The build host is amd64 and builds multiple targets, aarch64, i386, powerpc64 and amd64. What information would you like from the builds?

I'd really like to compare results from native EB (e.g. powerpc64) build for /usr/share/locale with what amd64 cross-build produces.

Ok. I'll update ref12-ppc64 to this review (product of cross build) and then you can natively do a buildworld there to see what it looks like?

Thank you!

Ok, I've only updated the ref12-ppc64 jail and I zfs snapshotted it as well in case we want to to rollback. Take a look around and see if it seems "fine"

Yes, it seems to be fine (tmux works now, as well as basic collation test program).

Natively built locale data shows some differences with cross-built one -- some of the collation files do differ, so this needs more work.

yuripv edited the test plan for this revision. (Show Details)

issue fixed (wchar_t, that is (unsigned) int, is *4* bytes).

Now the amd64 cross-built locale data matches the one built natively on powerpc64.

0mp added a subscriber: 0mp.

OK from manpages.

This revision is now accepted and ready to land.Oct 19 2018, 8:40 AM

issue fixed (wchar_t, that is (unsigned) int, is *4* bytes).

Now the amd64 cross-built locale data matches the one built natively on powerpc64.

Updating ref12-ppc64 for verification.

issue fixed (wchar_t, that is (unsigned) int, is *4* bytes).

Now the amd64 cross-built locale data matches the one built natively on powerpc64.

Updating ref12-ppc64 for verification.

Allrighty, updated ref12-ppc64. Take a look around and see if the cross builded env I've installed looks good. tmux works, so it looks good to me.

FWIW I have a small preference for maintaining the approach taken in rS308170 but extending/fixing it for all archs - have the on-disk data in a consistent endianness. See the progression of pwd_mkdb ending with commits rS332902, rS333133 (D15144).

FWIW I have a small preference for maintaining the approach taken in rS308170 but extending/fixing it for all archs - have the on-disk data in a consistent endianness. See the progression of pwd_mkdb ending with commits rS332902, rS333133 (D15144).

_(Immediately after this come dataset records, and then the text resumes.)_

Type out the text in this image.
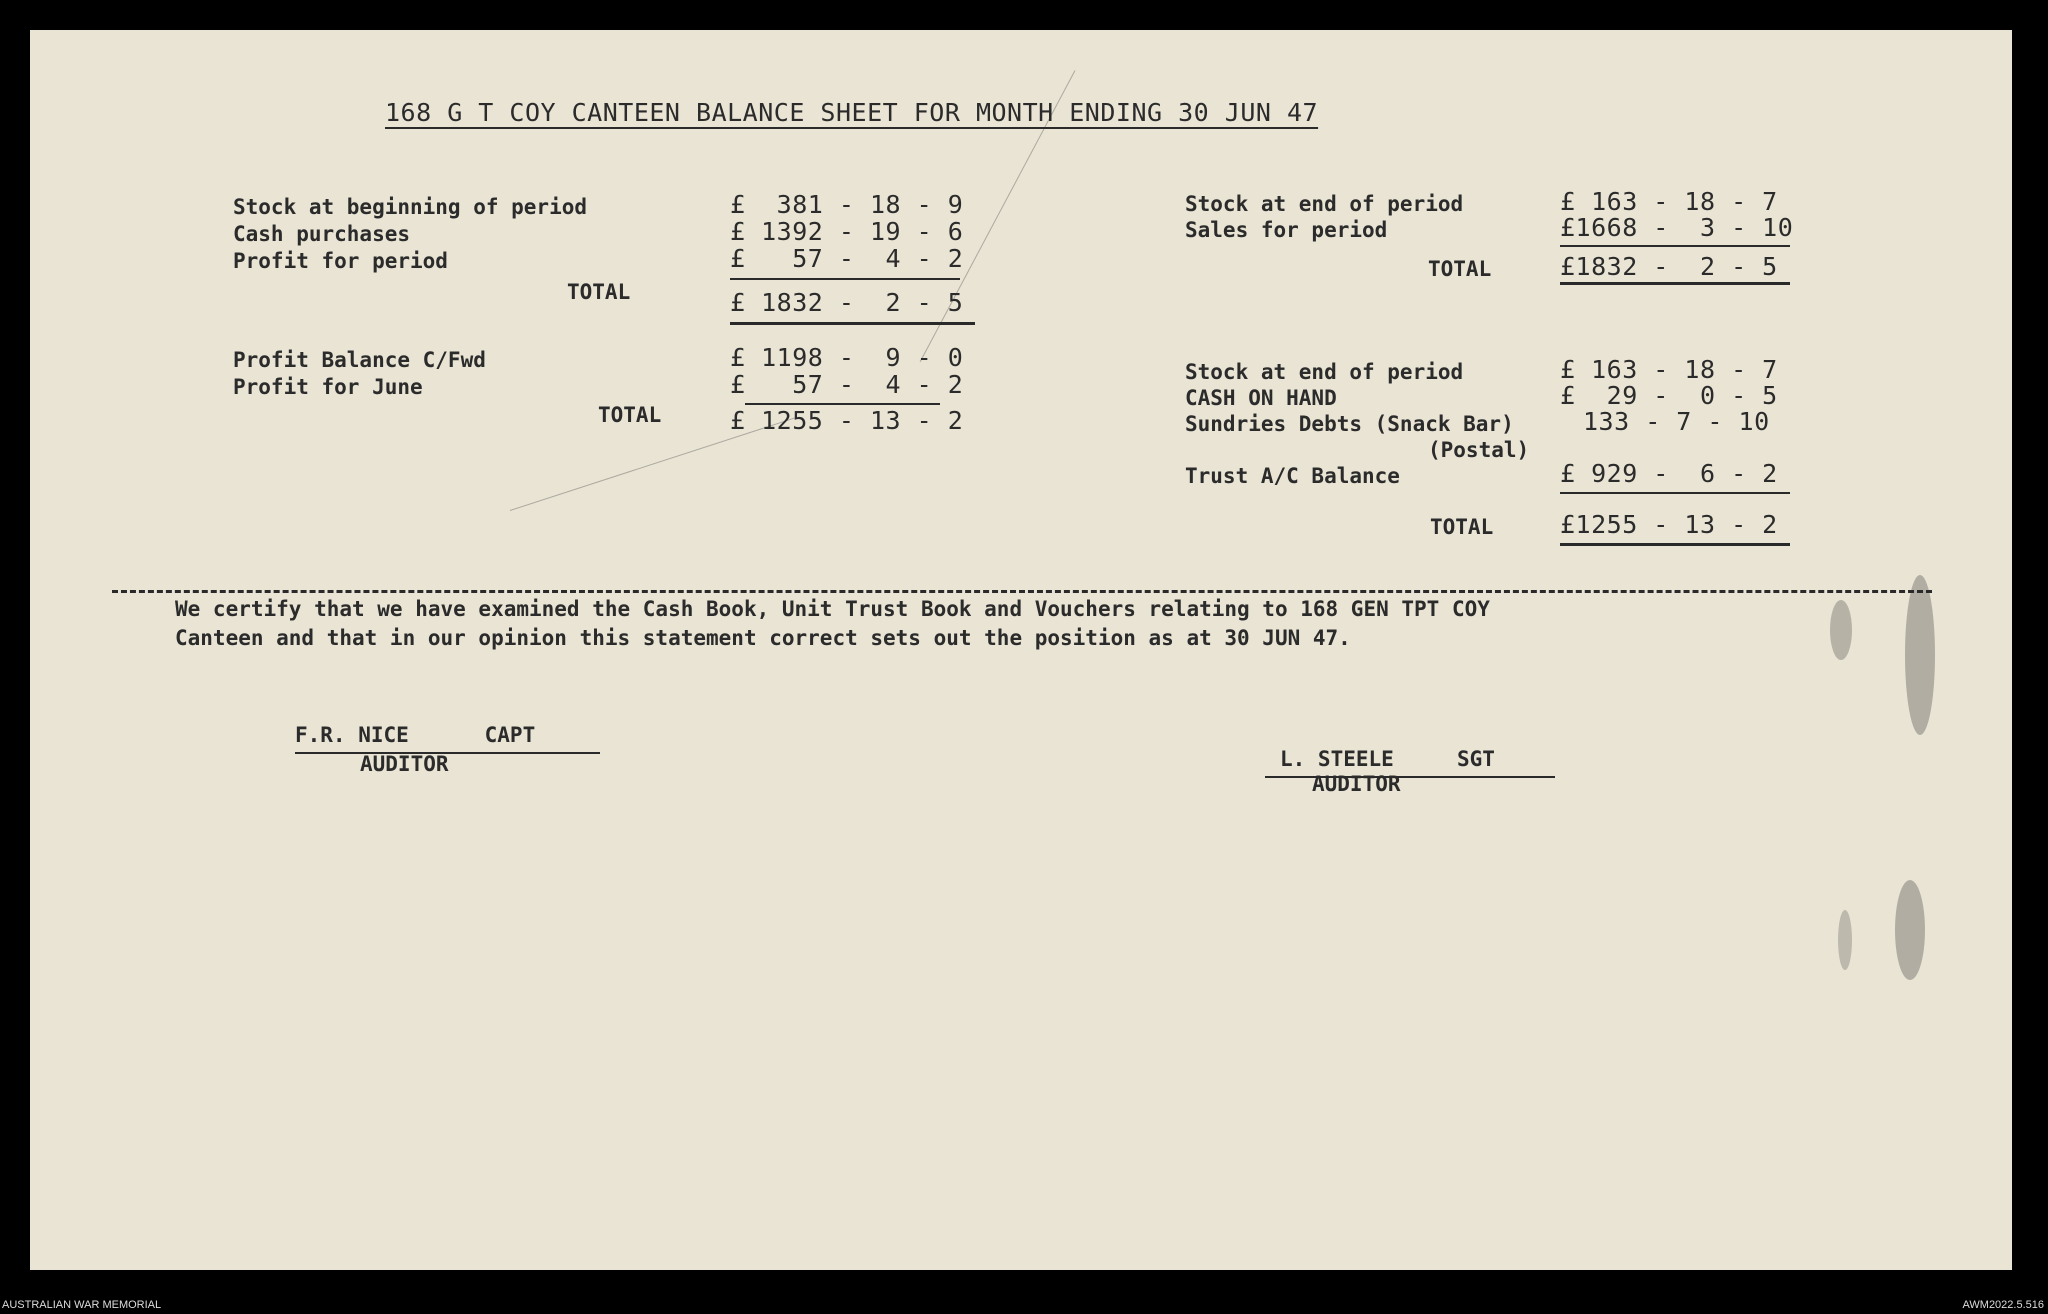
168 G T COY CANTEEN BALANCE SHEET FOR MONTH ENDING 30 JUN 47
Stock at beginning of period	£  381 - 18 - 9
Cash purchases	£ 1392 - 19 - 6
Profit for period	£   57 -  4 - 2
TOTAL	£ 1832 -  2 - 5
Profit Balance C/Fwd	£ 1198 -  9 - 0
Profit for June	£   57 -  4 - 2
TOTAL	£ 1255 - 13 - 2
Stock at end of period	£ 163 - 18 - 7
Sales for period	£1668 -  3 - 10
TOTAL	£1832 -  2 - 5
Stock at end of period	£ 163 - 18 - 7
CASH ON HAND	£  29 -  0 - 5
Sundries Debts (Snack Bar)	133 - 7 - 10
(Postal)
Trust A/C Balance	£ 929 -  6 - 2
TOTAL	£1255 - 13 - 2
We certify that we have examined the Cash Book, Unit Trust Book and Vouchers relating to 168 GEN TPT COY
Canteen and that in our opinion this statement correct sets out the position as at 30 JUN 47.
F.R. NICE      CAPT
AUDITOR	L. STEELE     SGT
AUDITOR
AUSTRALIAN WAR MEMORIAL	AWM2022.5.516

Yes, that was one of the options I considered, though there are some differences with password database here which IMO make it less useful for locale data:

  1. unlike the password databases that can be copied to different endian system if needed, locale data can be considered static, built one time and the need for this specific data files to be used on other system is highly unlikely
  2. performance concerns raised on hackers@ -- I did NOT do any performance testing here (mostly as I switched to current implementation because of point 1), but locale data is big and is read A LOT.

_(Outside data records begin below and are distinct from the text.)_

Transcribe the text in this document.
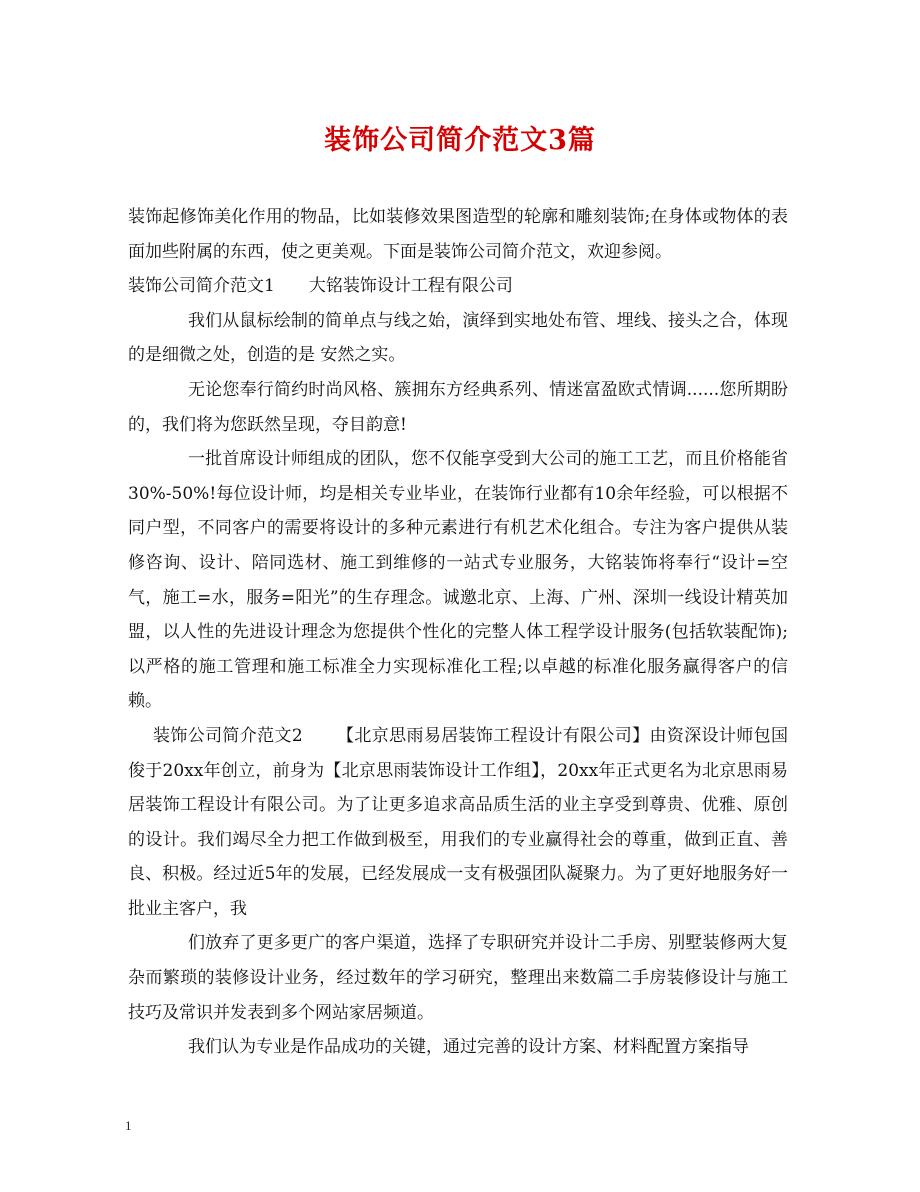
装饰公司简介范文3篇

装饰起修饰美化作用的物品，比如装修效果图造型的轮廓和雕刻装饰;在身体或物体的表面加些附属的东西，使之更美观。下面是装饰公司简介范文，欢迎参阅。

装饰公司简介范文1 大铭装饰设计工程有限公司

我们从鼠标绘制的简单点与线之始，演绎到实地处布管、埋线、接头之合，体现的是细微之处，创造的是 安然之实。

无论您奉行简约时尚风格、簇拥东方经典系列、情迷富盈欧式情调......您所期盼的，我们将为您跃然呈现，夺目韵意!

一批首席设计师组成的团队，您不仅能享受到大公司的施工工艺，而且价格能省30%-50%!每位设计师，均是相关专业毕业，在装饰行业都有10余年经验，可以根据不同户型，不同客户的需要将设计的多种元素进行有机艺术化组合。专注为客户提供从装修咨询、设计、陪同选材、施工到维修的一站式专业服务，大铭装饰将奉行“设计=空气，施工=水，服务=阳光”的生存理念。诚邀北京、上海、广州、深圳一线设计精英加盟，以人性的先进设计理念为您提供个性化的完整人体工程学设计服务(包括软装配饰);以严格的施工管理和施工标准全力实现标准化工程;以卓越的标准化服务赢得客户的信赖。

装饰公司简介范文2 【北京思雨易居装饰工程设计有限公司】由资深设计师包国俊于20xx年创立，前身为【北京思雨装饰设计工作组】，20xx年正式更名为北京思雨易居装饰工程设计有限公司。为了让更多追求高品质生活的业主享受到尊贵、优雅、原创的设计。我们竭尽全力把工作做到极至，用我们的专业赢得社会的尊重，做到正直、善良、积极。经过近5年的发展，已经发展成一支有极强团队凝聚力。为了更好地服务好一批业主客户，我

们放弃了更多更广的客户渠道，选择了专职研究并设计二手房、别墅装修两大复杂而繁琐的装修设计业务，经过数年的学习研究，整理出来数篇二手房装修设计与施工技巧及常识并发表到多个网站家居频道。

我们认为专业是作品成功的关键，通过完善的设计方案、材料配置方案指导

1
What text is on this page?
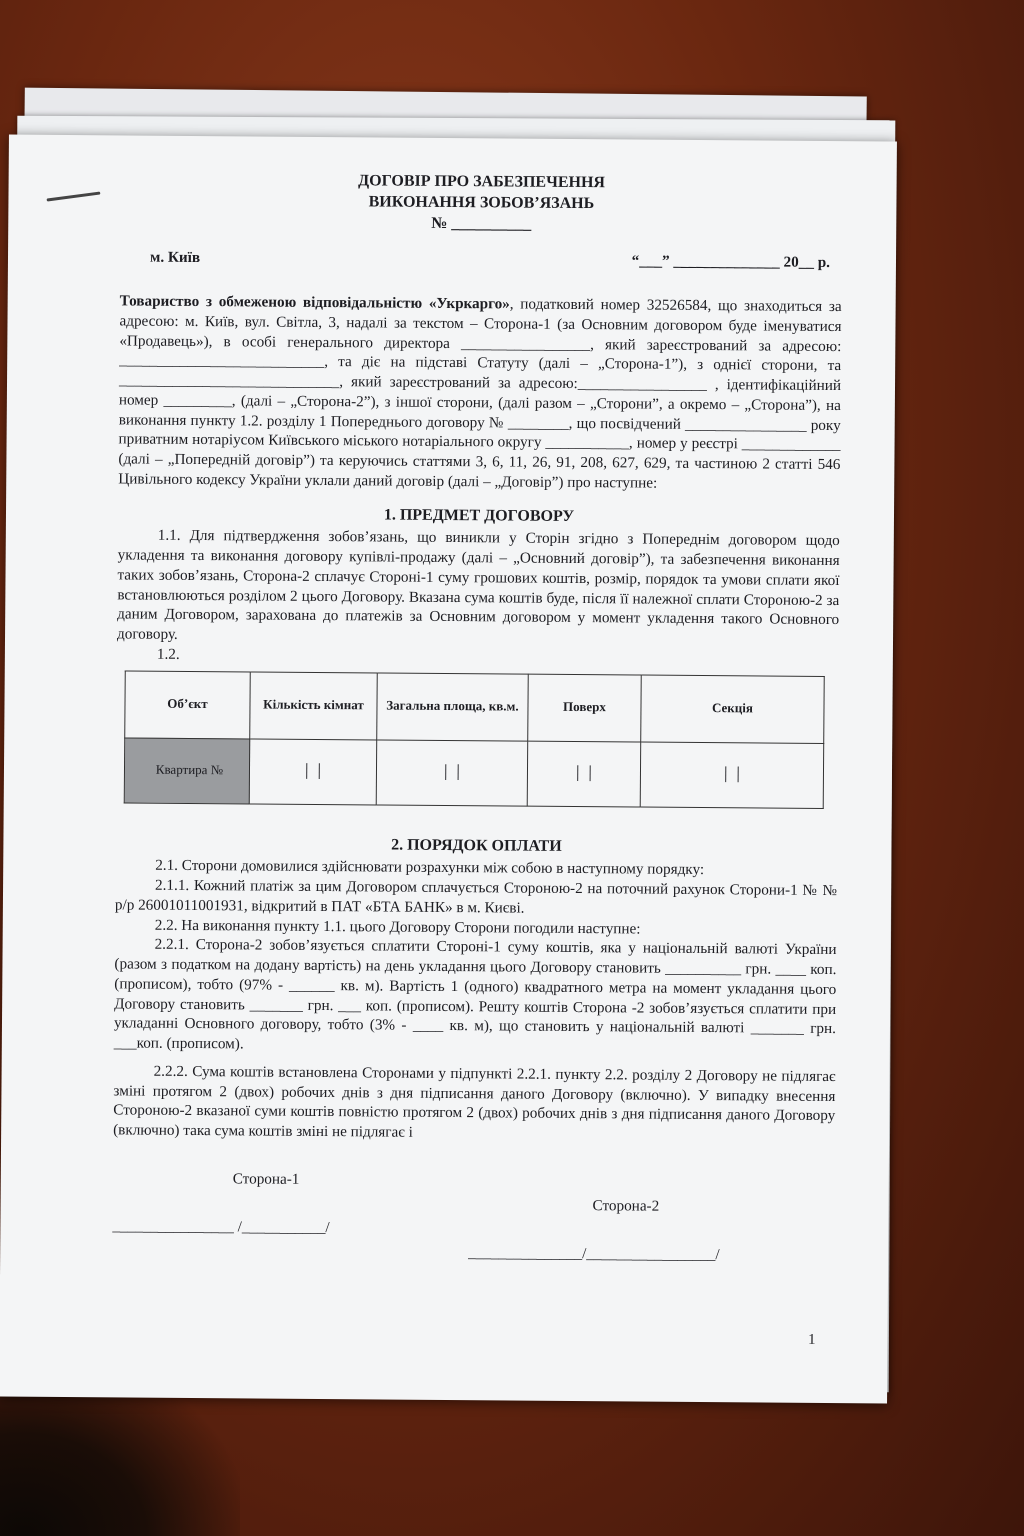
ДОГОВІР ПРО ЗАБЕЗПЕЧЕННЯ
ВИКОНАННЯ ЗОБОВ’ЯЗАНЬ
№ __________
м. Київ	“___” ______________ 20__ р.

Товариство з обмеженою відповідальністю «Укркарго», податковий номер 32526584, що знаходиться за адресою: м. Київ, вул. Світла, 3, надалі за текстом – Сторона-1 (за Основним договором буде іменуватися «Продавець»), в особі генерального директора _________________, який зареєстрований за адресою: ___________________________, та діє на підставі Статуту (далі – „Сторона-1”), з однієї сторони, та _____________________________, який зареєстрований за адресою:_________________ , ідентифікаційний номер _________, (далі – „Сторона-2”), з іншої сторони, (далі разом – „Сторони”, а окремо – „Сторона”), на виконання пункту 1.2. розділу 1 Попереднього договору № ________, що посвідчений ________________ року приватним нотаріусом Київського міського нотаріального округу ___________, номер у реєстрі _____________ (далі – „Попередній договір”) та керуючись статтями 3, 6, 11, 26, 91, 208, 627, 629, та частиною 2 статті 546 Цивільного кодексу України уклали даний договір (далі – „Договір”) про наступне:

1. ПРЕДМЕТ ДОГОВОРУ

1.1. Для підтвердження зобов’язань, що виникли у Сторін згідно з Попереднім договором щодо укладення та виконання договору купівлі-продажу (далі – „Основний договір”), та забезпечення виконання таких зобов’язань, Сторона-2 сплачує Стороні-1 суму грошових коштів, розмір, порядок та умови сплати якої встановлюються розділом 2 цього Договору. Вказана сума коштів буде, після її належної сплати Стороною-2 за даним Договором, зарахована до платежів за Основним договором у момент укладення такого Основного договору.

1.2.

Об’єкт	Кількість кімнат	Загальна площа, кв.м.	Поверх	Секція
Квартира №	│ │	│ │	│ │	│ │
2. ПОРЯДОК ОПЛАТИ

2.1. Сторони домовилися здійснювати розрахунки між собою в наступному порядку:

2.1.1. Кожний платіж за цим Договором сплачується Стороною-2 на поточний рахунок Сторони-1 № № р/р 26001011001931, відкритий в ПАТ «БТА БАНК» в м. Києві.

2.2. На виконання пункту 1.1. цього Договору Сторони погодили наступне:

2.2.1. Сторона-2 зобов’язується сплатити Стороні-1 суму коштів, яка у національній валюті України (разом з податком на додану вартість) на день укладання цього Договору становить __________ грн. ____ коп. (прописом), тобто (97% - ______ кв. м). Вартість 1 (одного) квадратного метра на момент укладання цього Договору становить _______ грн. ___ коп. (прописом). Решту коштів Сторона -2 зобов’язується сплатити при укладанні Основного договору, тобто (3% - ____ кв. м), що становить у національній валюті _______ грн. ___коп. (прописом).

2.2.2. Сума коштів встановлена Сторонами у підпункті 2.2.1. пункту 2.2. розділу 2 Договору не підлягає зміні протягом 2 (двох) робочих днів з дня підписання даного Договору (включно). У випадку внесення Стороною-2 вказаної суми коштів повністю протягом 2 (двох) робочих днів з дня підписання даного Договору (включно) така сума коштів зміні не підлягає і

Сторона-1
Сторона-2
________________ /___________/
_______________/_________________/
1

For the moment, I wanted to fix current process without any real changes to libc (revert does not count :) ). If needed, I can skip documenting the -b/-l flags so we could remove them later if we decide to use consistent-endian locale data. In any case, localedef changes done here will be required for that option as well.

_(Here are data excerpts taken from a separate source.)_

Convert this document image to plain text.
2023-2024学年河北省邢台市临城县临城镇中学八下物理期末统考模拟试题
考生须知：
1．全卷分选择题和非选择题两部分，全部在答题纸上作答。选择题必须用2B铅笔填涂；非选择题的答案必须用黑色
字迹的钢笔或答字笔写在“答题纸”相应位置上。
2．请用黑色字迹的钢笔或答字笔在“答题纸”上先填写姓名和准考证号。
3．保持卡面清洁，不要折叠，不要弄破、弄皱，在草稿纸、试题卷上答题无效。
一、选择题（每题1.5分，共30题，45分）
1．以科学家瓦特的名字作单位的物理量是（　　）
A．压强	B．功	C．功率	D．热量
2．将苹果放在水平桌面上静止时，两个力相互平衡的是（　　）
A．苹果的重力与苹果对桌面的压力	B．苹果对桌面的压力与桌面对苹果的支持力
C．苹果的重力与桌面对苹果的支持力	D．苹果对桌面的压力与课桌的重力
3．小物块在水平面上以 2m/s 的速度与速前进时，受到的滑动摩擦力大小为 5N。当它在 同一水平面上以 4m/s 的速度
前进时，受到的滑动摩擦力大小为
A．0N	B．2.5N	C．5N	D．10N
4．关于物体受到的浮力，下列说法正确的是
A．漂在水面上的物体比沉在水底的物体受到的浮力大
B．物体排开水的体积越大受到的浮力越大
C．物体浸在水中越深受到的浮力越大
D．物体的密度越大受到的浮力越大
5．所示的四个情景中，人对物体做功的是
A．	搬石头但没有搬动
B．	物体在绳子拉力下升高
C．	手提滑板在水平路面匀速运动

In any case, I'm open to hearing out opinions and change requests.

@sbruno asked on IRC for me to clarify, so - I don't object to this change, it is definitely a fix and I'd be happy to see this fixed vs status quo. Also, we have strong arguments for being able to share pwd files across machines (potentially of different endianness) that might not apply to locale data.

But as a general rule I'd prefer we use a common on-disk endianness for binary data files. @br perhaps you can weigh in on the design choice?

Our comments crossed paths.

For the moment, I wanted to fix current process without any real changes to libc (revert does not count :) ).

Ok, your argument is sufficiently convincing to me.

If needed, I can skip documenting the -b/-l flags so we could remove them later if we decide to use consistent-endian locale data.

No, go ahead and document them. If we do migrate to consistent-endian data we can follow the pwd_mkdb path to remove them.

This revision was automatically updated to reflect the committed changes.